Brugada Syndrome (BrS) is a cardiogenetic disease known for its association with sudden cardiac death (SCD) in individuals with structurally normal hearts. The prevalence of BrS is higher in males, who also face a greater risk of SCD. Its higher prevalence and worse outcome in male subjects may be due to testosterone effects on ion channels expression and function. The influence of testosterone on cardiac action potentials, both genomically and non-genomically, underscores its potential role in unmasking the syndrome and triggering life-threatening arrhythmias.
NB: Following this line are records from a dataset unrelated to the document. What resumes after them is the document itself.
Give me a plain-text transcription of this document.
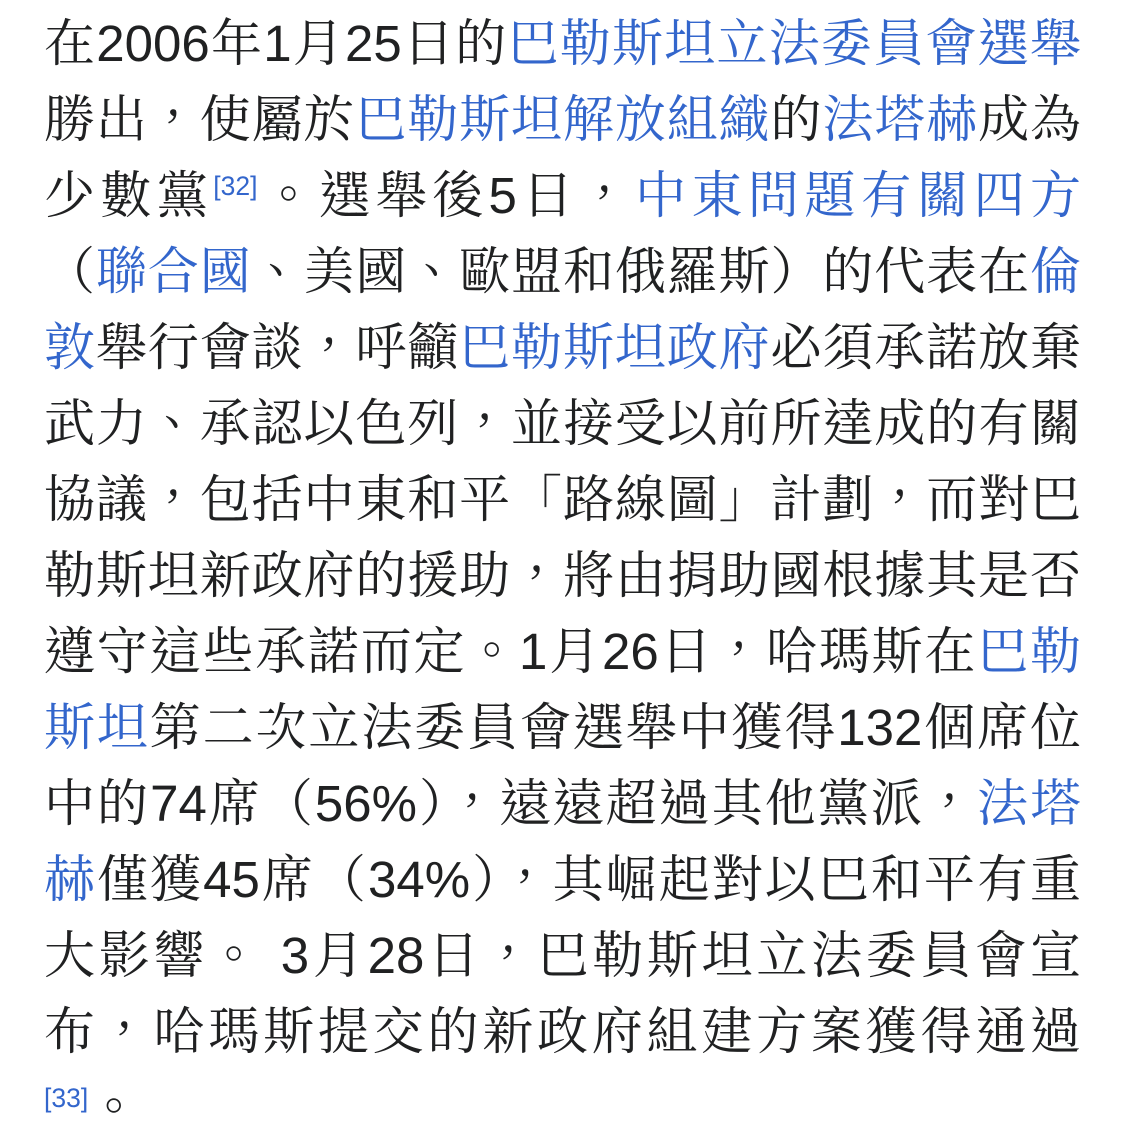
在2006年1月25日的巴勒斯坦立法委員會選舉勝出，使屬於巴勒斯坦解放組織的法塔赫成為少數黨[32]。選舉後5日，中東問題有關四方（聯合國、美國、歐盟和俄羅斯）的代表在倫敦舉行會談，呼籲巴勒斯坦政府必須承諾放棄武力、承認以色列，並接受以前所達成的有關協議，包括中東和平「路線圖」計劃，而對巴勒斯坦新政府的援助，將由捐助國根據其是否遵守這些承諾而定。1月26日，哈瑪斯在巴勒斯坦第二次立法委員會選舉中獲得132個席位中的74席（56%），遠遠超過其他黨派，法塔赫僅獲45席（34%），其崛起對以巴和平有重大影響。 3月28日，巴勒斯坦立法委員會宣布，哈瑪斯提交的新政府組建方案獲得通過[33]。
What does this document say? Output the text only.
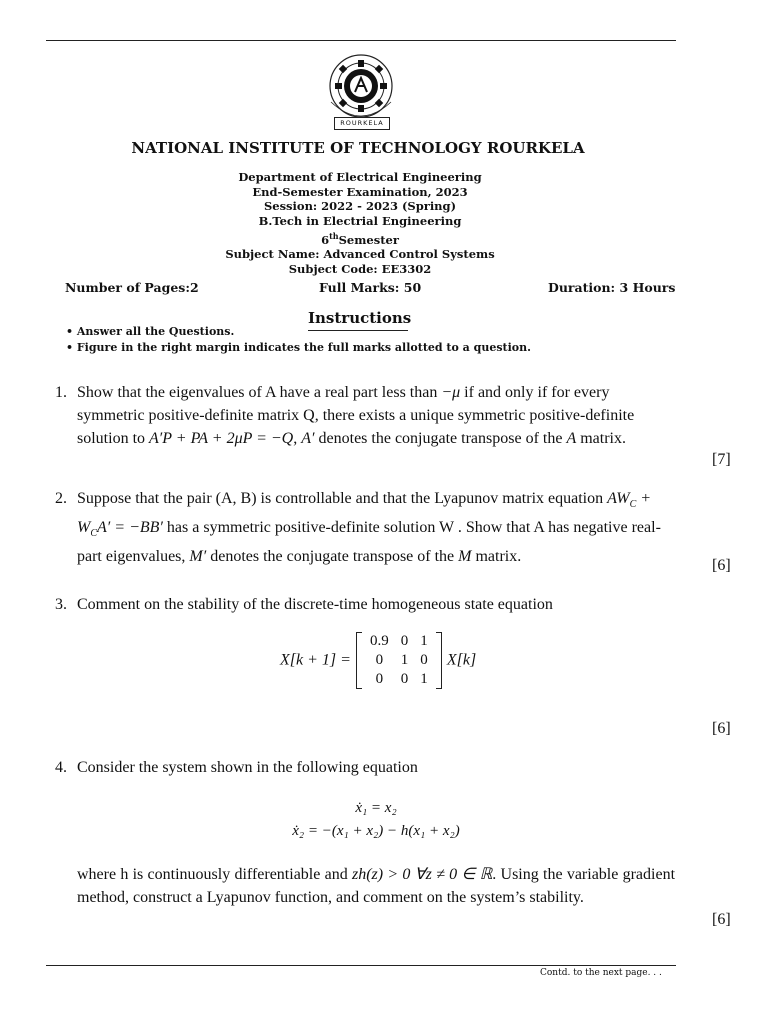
ROURKELA
NATIONAL INSTITUTE OF TECHNOLOGY ROURKELA
Department of Electrical Engineering
End-Semester Examination, 2023
Session: 2022 - 2023 (Spring)
B.Tech in Electrial Engineering
6thSemester
Subject Name: Advanced Control Systems
Subject Code: EE3302
Number of Pages:2	Full Marks: 50	Duration: 3 Hours
Instructions
• Answer all the Questions.
• Figure in the right margin indicates the full marks allotted to a question.
1. Show that the eigenvalues of A have a real part less than −μ if and only if for every symmetric positive-definite matrix Q, there exists a unique symmetric positive-definite solution to A′P + PA + 2μP = −Q, A′ denotes the conjugate transpose of the A matrix.
[7]
2. Suppose that the pair (A, B) is controllable and that the Lyapunov matrix equation $AW_C + W_CA' = -BB'$ has a symmetric positive-definite solution W . Show that A has negative real-part eigenvalues, M′ denotes the conjugate transpose of the M matrix.
[6]
3. Comment on the stability of the discrete-time homogeneous state equation
X[k + 1] =
0.9	0	1
0	1	0
0	0	1
X[k]
[6]
4. Consider the system shown in the following equation
ẋ₁ = x₂
ẋ₂ = −(x₁ + x₂) − h(x₁ + x₂)
where h is continuously differentiable and zh(z) > 0 ∀z ≠ 0 ∈ ℝ. Using the variable gradient method, construct a Lyapunov function, and comment on the system’s stability.
[6]
Contd. to the next page. . .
Notably, testosterone replacement therapy (TRT), used for hypogonadism and gender reassignment, has been linked to BrS unmasking. The role of epicardial ablation in symptomatic BrS patients where hormonal therapy cannot be discontinued is unknown. In this study we describe the first two cases of substrate mapping and ablation in BrS patients experiencing arrhythmic events while on TRT. In both cases, high-density epicardial mapping revealed abnormal areas of prolonged and fragmented electrograms in the right ventricular (RV) outflow tract and anterior wall. These abnormalities were completely abolished by radiofrequency ablation (RFA). After ablation, both patients showed a persistent normalization of the ECG and were free from ventricular arrhythmias at follow-up, despite ongoing TRT. RFA can be considered as a therapeutic option in symptomatic BrS patients with a high-risk profile who cannot discontinue TRT, being essential for restoring their normal physiology or preserving their sexual identity. As testosterone use is increasing, further studies are warranted to define a standardized diagnostic and therapeutic strategy in this specific subset of BrS patients.